I didn’t realized that this is actually the second book from a series, even though the story is not connected to the first book but I feel really lost at first because the characters are already developed and I don’t know their history at all.
Months after Thurnadan win the Battle of Venom and defeated King Zagan, a new mysterious disease is spreading and killing every Descendants. A prophecy from a long time ago predict that humanity will someday perish because of the disease called Jinx, the prophecy might come true if they don’t find a cure soon. Panic and terror are spreading, the Queen gather her best army to search for the cure that lays in the riddle of the prophecy.
I think the story is quite unique because in this book human are facing the battle with a powerful unseen force instead of with their own kind. Because I grew tired of the story in which people betraying one another for crown or the uprising of the oppresed people, or any trope that YA fantasy usually used. So this kind of story is kind of refreshing and make me really curious to find out how the story will end. However the plot is rather slow which make me slightly bored. The adventure is thrilling, it kinda remind me of PJO with the prophecy and people with magic to fulfill it, but in a more mature, intense and serious way.

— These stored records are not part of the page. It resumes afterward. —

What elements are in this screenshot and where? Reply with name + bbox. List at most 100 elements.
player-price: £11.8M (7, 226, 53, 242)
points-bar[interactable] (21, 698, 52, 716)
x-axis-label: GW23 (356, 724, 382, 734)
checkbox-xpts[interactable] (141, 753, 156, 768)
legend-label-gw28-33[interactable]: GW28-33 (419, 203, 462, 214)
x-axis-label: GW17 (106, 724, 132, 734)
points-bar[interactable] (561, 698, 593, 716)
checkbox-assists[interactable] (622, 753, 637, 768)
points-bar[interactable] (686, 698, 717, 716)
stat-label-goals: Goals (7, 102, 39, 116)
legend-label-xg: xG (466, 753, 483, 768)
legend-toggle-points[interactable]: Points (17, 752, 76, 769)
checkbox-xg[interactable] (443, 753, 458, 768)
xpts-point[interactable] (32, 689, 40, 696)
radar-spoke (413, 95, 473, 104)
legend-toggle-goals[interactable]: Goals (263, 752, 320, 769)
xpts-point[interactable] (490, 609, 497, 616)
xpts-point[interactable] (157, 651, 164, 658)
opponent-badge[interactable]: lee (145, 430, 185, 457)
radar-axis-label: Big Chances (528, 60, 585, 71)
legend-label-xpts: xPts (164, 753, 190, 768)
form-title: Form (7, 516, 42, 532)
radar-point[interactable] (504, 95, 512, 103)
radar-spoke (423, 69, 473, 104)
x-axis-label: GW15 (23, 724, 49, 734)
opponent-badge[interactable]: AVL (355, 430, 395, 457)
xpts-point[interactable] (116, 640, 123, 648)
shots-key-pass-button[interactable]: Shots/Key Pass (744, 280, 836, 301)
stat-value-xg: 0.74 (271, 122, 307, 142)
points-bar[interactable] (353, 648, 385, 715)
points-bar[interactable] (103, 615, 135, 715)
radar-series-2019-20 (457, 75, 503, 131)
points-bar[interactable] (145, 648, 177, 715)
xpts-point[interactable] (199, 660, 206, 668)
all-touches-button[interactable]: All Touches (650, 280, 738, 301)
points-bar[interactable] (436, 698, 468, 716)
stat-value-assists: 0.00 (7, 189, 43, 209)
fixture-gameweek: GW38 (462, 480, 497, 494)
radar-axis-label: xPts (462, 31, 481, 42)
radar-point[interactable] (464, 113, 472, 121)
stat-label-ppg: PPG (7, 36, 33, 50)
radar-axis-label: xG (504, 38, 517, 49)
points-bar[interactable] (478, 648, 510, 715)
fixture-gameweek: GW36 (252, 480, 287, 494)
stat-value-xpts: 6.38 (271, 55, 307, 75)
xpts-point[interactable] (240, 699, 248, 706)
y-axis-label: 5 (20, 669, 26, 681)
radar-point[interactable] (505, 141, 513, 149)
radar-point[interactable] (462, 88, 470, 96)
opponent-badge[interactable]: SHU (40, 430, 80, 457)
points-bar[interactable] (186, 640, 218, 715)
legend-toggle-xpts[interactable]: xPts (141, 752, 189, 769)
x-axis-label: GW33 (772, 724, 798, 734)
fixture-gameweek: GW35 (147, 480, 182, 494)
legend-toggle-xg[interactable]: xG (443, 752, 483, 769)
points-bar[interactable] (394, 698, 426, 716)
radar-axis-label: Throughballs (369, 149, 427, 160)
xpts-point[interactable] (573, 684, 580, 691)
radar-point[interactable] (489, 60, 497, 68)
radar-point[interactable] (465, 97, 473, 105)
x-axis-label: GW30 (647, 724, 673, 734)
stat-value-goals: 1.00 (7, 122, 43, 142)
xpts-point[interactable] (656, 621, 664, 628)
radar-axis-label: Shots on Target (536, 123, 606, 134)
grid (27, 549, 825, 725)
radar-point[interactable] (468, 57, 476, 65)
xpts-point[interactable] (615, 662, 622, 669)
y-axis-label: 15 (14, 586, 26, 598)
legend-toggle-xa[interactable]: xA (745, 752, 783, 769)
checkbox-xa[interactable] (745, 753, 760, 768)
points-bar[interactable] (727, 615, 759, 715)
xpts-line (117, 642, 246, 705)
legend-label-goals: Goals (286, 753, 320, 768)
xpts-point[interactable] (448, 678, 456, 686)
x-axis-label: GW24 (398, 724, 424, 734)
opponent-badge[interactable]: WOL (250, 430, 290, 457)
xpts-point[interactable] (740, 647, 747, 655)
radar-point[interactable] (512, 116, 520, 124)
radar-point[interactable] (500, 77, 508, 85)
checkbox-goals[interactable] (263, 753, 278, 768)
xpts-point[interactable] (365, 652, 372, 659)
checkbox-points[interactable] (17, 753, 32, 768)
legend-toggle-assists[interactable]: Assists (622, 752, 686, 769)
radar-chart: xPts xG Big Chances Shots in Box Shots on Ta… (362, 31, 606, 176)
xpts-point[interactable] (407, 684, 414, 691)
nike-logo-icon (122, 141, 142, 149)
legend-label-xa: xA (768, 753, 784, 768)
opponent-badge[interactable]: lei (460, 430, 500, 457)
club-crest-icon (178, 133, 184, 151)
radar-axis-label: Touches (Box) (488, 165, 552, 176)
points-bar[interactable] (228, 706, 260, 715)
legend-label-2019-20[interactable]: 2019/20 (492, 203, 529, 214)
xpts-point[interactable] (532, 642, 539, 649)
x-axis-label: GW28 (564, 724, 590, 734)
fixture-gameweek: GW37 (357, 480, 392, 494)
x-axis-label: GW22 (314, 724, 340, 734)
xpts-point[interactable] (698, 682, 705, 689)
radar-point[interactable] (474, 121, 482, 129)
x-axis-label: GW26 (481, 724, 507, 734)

It’s hard for me to understand the world at first because I haven’t read the first book, and the story is a little bit connected with the Battle of Venom in the previous book so it took so long for me to finally understand it. The magic system is pretty basic, nothing new, there are nine elements of magic like Water Weaver, Fire Sculptor, Wind Whisperer, Earth Grounder, Seer, Mind Handler, Shape Shifter, Healer, and Spell Spinner.
I didn’t feel connected to any of the characters because there are a LOT of main characters in this book and all of them have the same amount of important role, nobody really stands out. I also often got confuse by the transition of the PoV.
All in all I think this book deserve more attention because it’s a great book with a good plot and worlbuilding. I think you’ll like this book if you like adventure, prophecy, magic, a squad with badass men and women, and morally grey characters.
Chicago-based author, Ruby Fitzgerald, grew up in a small town in Oregon, As a teenager, Fitzgerald turned to writing as a outlet for her thoughts and emotions. Her stories served as an escape from what she would later find out were bouts of depression alongside chronic anxiety. Stories, books, and grand tales grew to be her way of analyzing and coming to terms with many of the more difficult details of reality. And they still are.